Despite all of the suffering, and the long and often seemingly
hopeless battle that the Moapa Paiutes have waged against the
Reid-Gardner plant, theirs is not just a story of an underprivileged
community being exploited by a big company.
Even as they prepare to bury another tribe member and their chairman
remains in the hospital for a fifth month with a mysterious ailment, the
tribe is preparing to break ground on the first large-scale solar project on tribal land in
the nation. The 350 megawatt project is expected to come online in
2015, The tribe has signed a contract to sell the electricity — enough
to power 100,000 homes — to the Los Angeles Department of Water and Power.
“Who would have thought the Moapa Band of Paiutes would be supplying
power to LA?” said Eric Lee, acting chairman from the tribe.
Earlier this year, Los Angeles Mayor, Antonio Villaraigosa, announced that his city would be off coal power by 2025.
Currently, Los Angeles gets forty percent of its power from two old and
infamously dirty coal plants — the Navajo Generating Station in Arizona
and the Intermountain Power Project in Utah.
Lee indicated that if all went well with the first solar project, the
tribe would be interested in leasing more land for renewable energy
development.

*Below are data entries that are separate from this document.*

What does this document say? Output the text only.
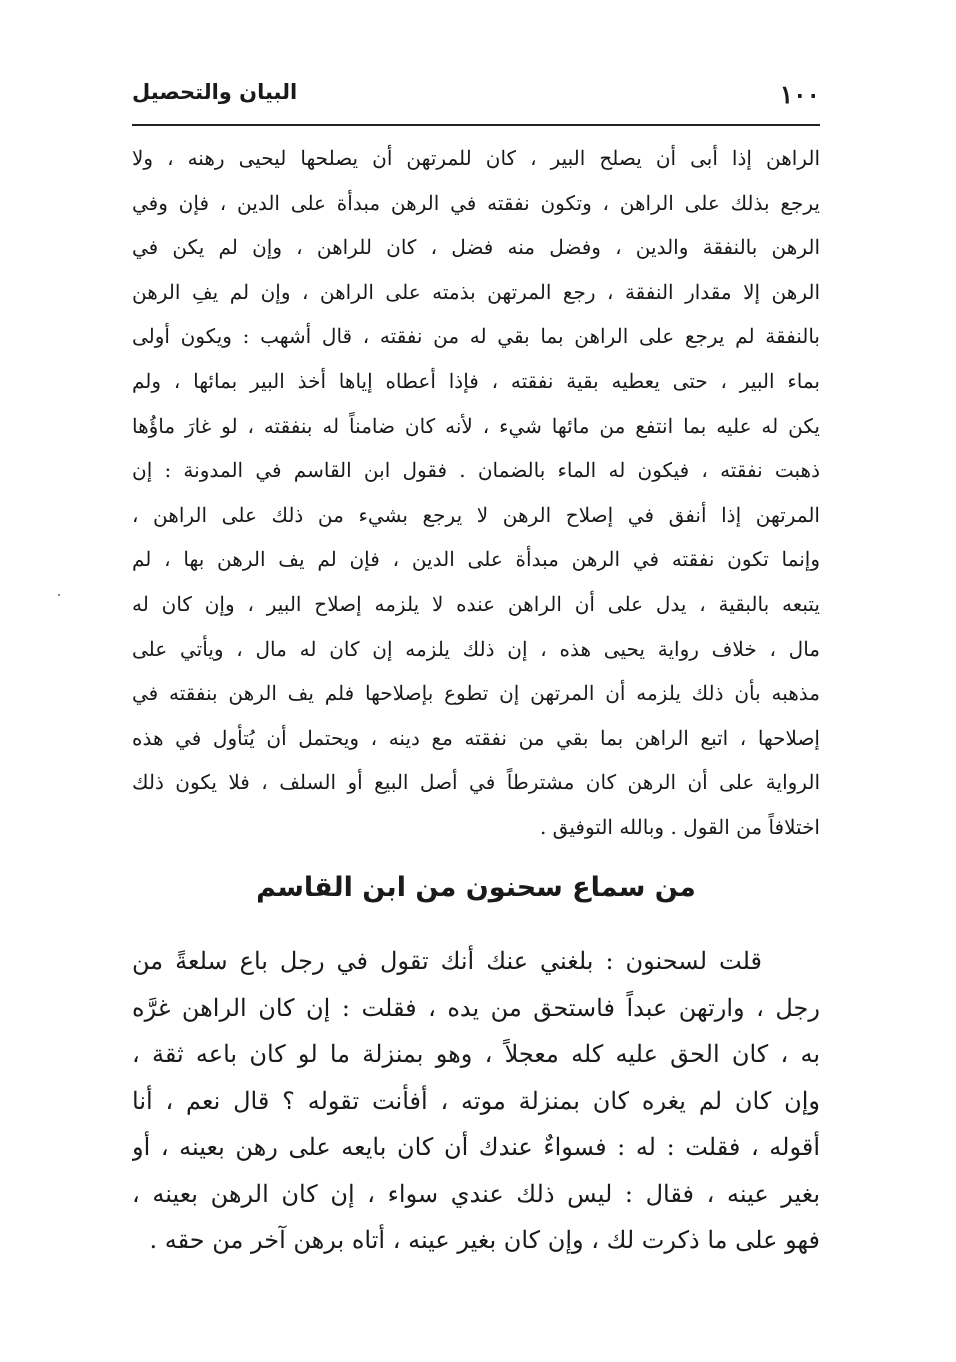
١٠٠
البيان والتحصيل
الراهن إذا أبى أن يصلح البير ، كان للمرتهن أن يصلحها ليحيى رهنه ، ولا
يرجع بذلك على الراهن ، وتكون نفقته في الرهن مبدأة على الدين ، فإن وفي
الرهن بالنفقة والدين ، وفضل منه فضل ، كان للراهن ، وإن لم يكن في
الرهن إلا مقدار النفقة ، رجع المرتهن بذمته على الراهن ، وإن لم يفِ الرهن
بالنفقة لم يرجع على الراهن بما بقي له من نفقته ، قال أشهب : ويكون أولى
بماء البير ، حتى يعطيه بقية نفقته ، فإذا أعطاه إياها أخذ البير بمائها ، ولم
يكن له عليه بما انتفع من مائها شيء ، لأنه كان ضامناً له بنفقته ، لو غارَ ماؤُها
ذهبت نفقته ، فيكون له الماء بالضمان . فقول ابن القاسم في المدونة : إن
المرتهن إذا أنفق في إصلاح الرهن لا يرجع بشيء من ذلك على الراهن ،
وإنما تكون نفقته في الرهن مبدأة على الدين ، فإن لم يف الرهن بها ، لم
يتبعه بالبقية ، يدل على أن الراهن عنده لا يلزمه إصلاح البير ، وإن كان له
مال ، خلاف رواية يحيى هذه ، إن ذلك يلزمه إن كان له مال ، ويأتي على
مذهبه بأن ذلك يلزمه أن المرتهن إن تطوع بإصلاحها فلم يف الرهن بنفقته في
إصلاحها ، اتبع الراهن بما بقي من نفقته مع دينه ، ويحتمل أن يُتأول في هذه
الرواية على أن الرهن كان مشترطاً في أصل البيع أو السلف ، فلا يكون ذلك
اختلافاً من القول . وبالله التوفيق .
من سماع سحنون من ابن القاسم
قلت لسحنون : بلغني عنك أنك تقول في رجل باع سلعةً من
رجل ، وارتهن عبداً فاستحق من يده ، فقلت : إن كان الراهن غرَّه
به ، كان الحق عليه كله معجلاً ، وهو بمنزلة ما لو كان باعه ثقة ،
وإن كان لم يغره كان بمنزلة موته ، أفأنت تقوله ؟ قال نعم ، أنا
أقوله ، فقلت : له : فسواءٌ عندك أن كان بايعه على رهن بعينه ، أو
بغير عينه ، فقال : ليس ذلك عندي سواء ، إن كان الرهن بعينه ،
فهو على ما ذكرت لك ، وإن كان بغير عينه ، أتاه برهن آخر من حقه .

The tribe owns 72,000 acres, only 2,000 of which will be
developed under the current contract with K Road Power.
The Moapa Paiutes are far from the only tribe with a long and
complicated history with the fossil fuel industry. Across the nation, a
disproportionate number of power plants operate near or on tribal lands.
According to an AP analysis of EPA data, ten percent
of all U.S. power plants are within 20 miles of a reservation affecting
48 different tribes. Historically, dirty energy has been embraced by
communities who need the jobs and often lack the voice to stand up to
industrial scale pollution.
“What amazes me about the Moapa Paiutes is their persistence,” said
Bill Corcoran, Western Regional Campaign Director for the Sierra Club’s
Beyond Coal Program. “Over the course of this fight, the tribe has
buried so many of it’s leaders, but they’ve kept at it. Somehow
maintaining their passion and momentum and bringing up new leaders to
keep the fight going.”
The battle is far from over, though. Even as the suits to make NV
Energy clean up the plant begin, Simmons and her neighbors worry that
MidAmerican Power will bring natural gas development into the area.
“We’ve endured enough,” said Simmons. “We’re developing clean energy and we challenge MidAmerican to do the same.”